Larry TowellTowell began photographing and writing during a stint of volunteer work in Calcutta. He's perhaps best known for his works on Palestine and Central America. His photo essays have featured the war in Nicaragua, relatives of the "disappeared" in Guatemala, and U.S. Vietnam veterans who returned to Asia to help rebuild war-ravaged country.

Towell's work has exhibited throughout Europe and North America. His images have appeared in The New York Times, Life magazine, GEO and Stern. He also published several books including his most recent, The World From My Front Porch, featuring family photographs and text, and accompanied by a CD of his original songs.

Towell has been the recipient of numerous photography awards such as the World Press and Picture of the Year awards, and the Henri Cartier-Bresson Award.

Towell lives in rural Ontario and sharecrops a small farm with his wife and children.

Being a photographer allows you to enter a place that you're curious about or that you care about -- something that you want to see for yourself, something you want to witness for yourself, or something you want to say. It gives you the excuse to be there. So having a camera around your neck is really very liberating in a lot of ways.

I did some volunteer work in India and the chronic famine of Calcutta struck me. I had never seen anything like that before. I'd only read about it. I'd never seen anybody die of hunger. So I started to ask basic questions about what's going on in the world, what's wrong with the world, issues and questions of world distribution, distribution of wealth – power. Where is the power and who has the power? And I found with a camera I could explore some of those things.

I guess what I'm trying to do is explore power. Look at power what it has done to the world and particularly its victims.

I don't think we should be photographing the politicians. I don't think we should be listening to them. I think we should be looking at the victims of those policies, and having a camera around your neck gives you that freedom. That excuse. The only thing really worth documenting is the civilian victims.

People change you. It's not the process of photographing. It's a process of engagement and we're all changed by our environments. And we're all changed by the pursuit of our ideals or the pursuit of our curiosities, the fulfillment of our curiosities, and finding a place in this world.

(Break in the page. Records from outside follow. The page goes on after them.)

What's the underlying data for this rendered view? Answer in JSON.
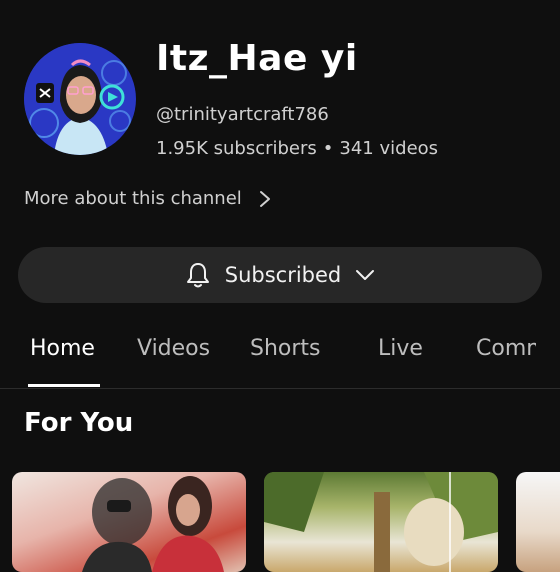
{
  "channel": {
    "name": "Itz_Hae yi",
    "handle": "@trinityartcraft786",
    "subscribers": "1.95K subscribers",
    "separator": "•",
    "videos": "341 videos",
    "more_about": "More about this channel"
  },
  "subscribe": {
    "label": "Subscribed",
    "bell_icon": "bell-icon",
    "dropdown_icon": "chevron-down-icon"
  },
  "tabs": [
    {
      "label": "Home",
      "active": true
    },
    {
      "label": "Videos",
      "active": false
    },
    {
      "label": "Shorts",
      "active": false
    },
    {
      "label": "Live",
      "active": false
    },
    {
      "label": "Comm",
      "active": false
    }
  ],
  "section": {
    "title": "For You"
  },
  "colors": {
    "background": "#0f0f0f",
    "button": "#272727",
    "text_primary": "#ffffff",
    "text_secondary": "#d0d0d0"
  }
}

I think as a photographer you encounter people in many contexts, and sometimes it's too much. As photographers we can easily lose our bearing in the world. It's easy to photograph a famine and not care. It's easy to photograph a war and not care if you see it too much. I think we have to reflect upon what we're doing and engage with the subject that we're photographing and forget about the news, forget whether or not it's going to sell in a news magazine. Do it for history.

I just don't shoot digital. I won't. I like film. Photographers today have to compete. If a picture is six hours old, it's too old to use. If you look at the coverage of the tsunami you can go on to any of the websites and there's a catalogue there of 400 photographs all taken in the past 30 minutes for you to look through. And none of them will stay with you. They're just news pictures. They're not even good news pictures.

They're nothing -- they don't have any meaning. There's no time put in them, no thinking that's put into them and when there's no time and no thinking put into still photography or into photojournalism what does that say?

I think that's damaging, and I think it also it destroys the notion that photography is reflective, that it's about history, that it's about self-contemplation. And it's all being replaced by a sort of philosophy of speed which is only of fleeting significance. I think the news is killing journalism.

When I photograph, I tend to photograph the things that I believe in. Every photographer has a story of some sort that they present. I've been working on a series of projects on landlessness. I'm interested in what makes people into who they are, how land makes people into who they are, how they gain their identities from the land they live on, from the place they call home, and what happens to people when they lose their land.

Have I ever been in a situation where I've told myself 'I'm not going to photograph that' because it crosses a line? Many times. For example, Hurricane Mitch. When the American Marines found out that there was a journalist in the hotel working for the New York Times Magazine, they come banging on my door to invite me to go along with them to photograph their aid effort. The American military had just about destroyed Honduras during the Contra War. They used it as a launching pad against the civilian population in Nicaragua to overthrow the Sandinistas, to overthrow the government. I'll be damned if I'm going to make them look good.